The author has devoted some attention in discussing the level of working class consciousness. The working class, including the intellectual workers, is burdened with a muck legacy of ideas and hence it is imperative to acquire knowledge of the real relations of production in order to wipe out this legacy.
On the age old subject of the 'dictatorship' of the proletariat, Ranganaya-kamma's comment is pertinent: "In order to abolish the exploitative property rights and the exploitative sources of income and to implement the condition that 'every person must work,' the dictatorship of the proletariat is a mandatory constitutional form. The dictatorship is the only form eliminating the relations of exploitation. Without the dictatorship, there will never be such laws and such changes. It will again become the state of the masters.

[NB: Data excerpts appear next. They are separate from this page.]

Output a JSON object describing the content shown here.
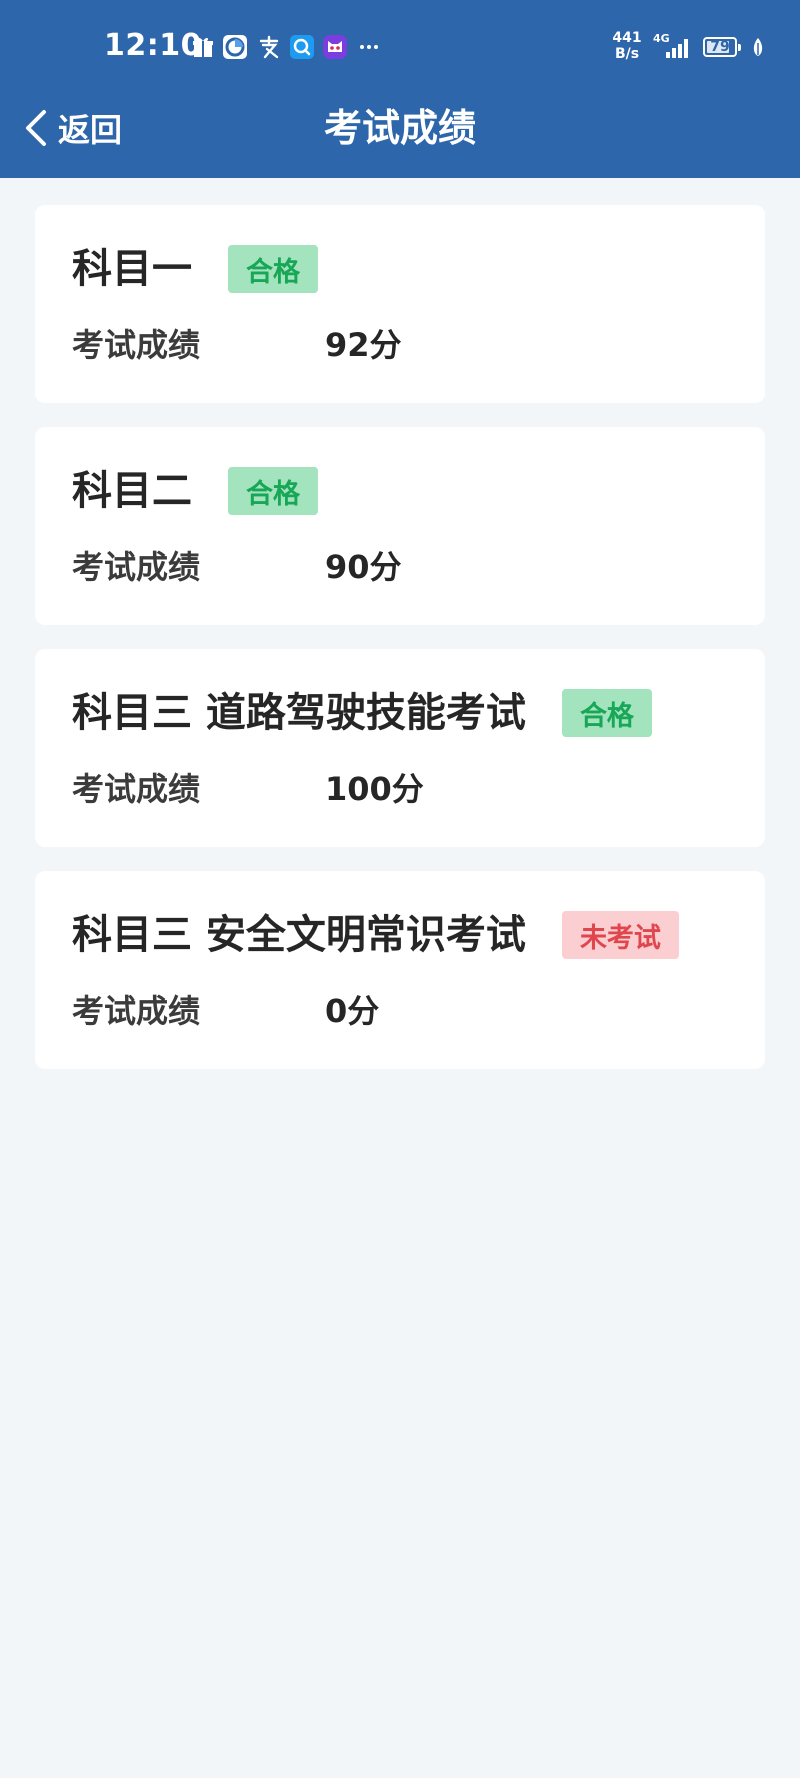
{
  "status_bar": {
    "time": "12:10",
    "net_speed_value": "441",
    "net_speed_unit": "B/s",
    "net_type": "4G",
    "battery": "79",
    "icons": [
      "gift-icon",
      "browser-icon",
      "alipay-icon",
      "search-app-icon",
      "cat-app-icon",
      "more-dots-icon"
    ]
  },
  "nav": {
    "back_label": "返回",
    "title": "考试成绩"
  },
  "results": [
    {
      "subject": "科目一",
      "status": "合格",
      "status_type": "pass",
      "score_label": "考试成绩",
      "score": "92分"
    },
    {
      "subject": "科目二",
      "status": "合格",
      "status_type": "pass",
      "score_label": "考试成绩",
      "score": "90分"
    },
    {
      "subject": "科目三 道路驾驶技能考试",
      "status": "合格",
      "status_type": "pass",
      "score_label": "考试成绩",
      "score": "100分"
    },
    {
      "subject": "科目三 安全文明常识考试",
      "status": "未考试",
      "status_type": "absent",
      "score_label": "考试成绩",
      "score": "0分"
    }
  ],
  "colors": {
    "header_bg": "#2d66aa",
    "page_bg": "#f2f6f8",
    "pass_bg": "#a3e3bd",
    "pass_text": "#18a757",
    "absent_bg": "#fbcfd1",
    "absent_text": "#e0464d"
  }
}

If the proletarian dictatorship is implemented properly and the relations of exploitation disappear gradually, the dictatorship too will disappear". The Russian and Chinese experiences have, however, taught that 'eliminating the relations of exploitation' is not an easy task and there is every possibility of the 'dictatorship of the proletariat' turning into a 'dictatorship of the bourgeoisie'. The writer of this excellent book emphasizes the necessity or correct leadership in this regard, but eschews the question as to why and how the leadership failed in both countries where the future seemed to have clicked.
Despite some inadequacies, the effort by Ranganayakamma is a grand one, and it is not possible to do justice to it within the space of a review article. In short, this reviewer is incline to feel that it should be sold in millions and translated into all the major regional languages of India. The price is abnormally low, and as Ranganayakamma explains in the final note, the publishers have incurred some losses in order to make it available to the reader with small means, and the author has not taken anything for the labour she has put in. No amount of praise is sufficient for the writer and the publisher for bringing out this work that displays the writer's comprehensive grasp of the Marxist outlook of political economy and her ability to apply it to the current international and national situations, her motto being to change this world, not to interpret it only. Some 'Marxist' academics, which revel in hair-splitting debates may treat such works with slight and scorn, but they are perhaps incapable of producing such works owing to their ingrained habit of obfuscating real issues.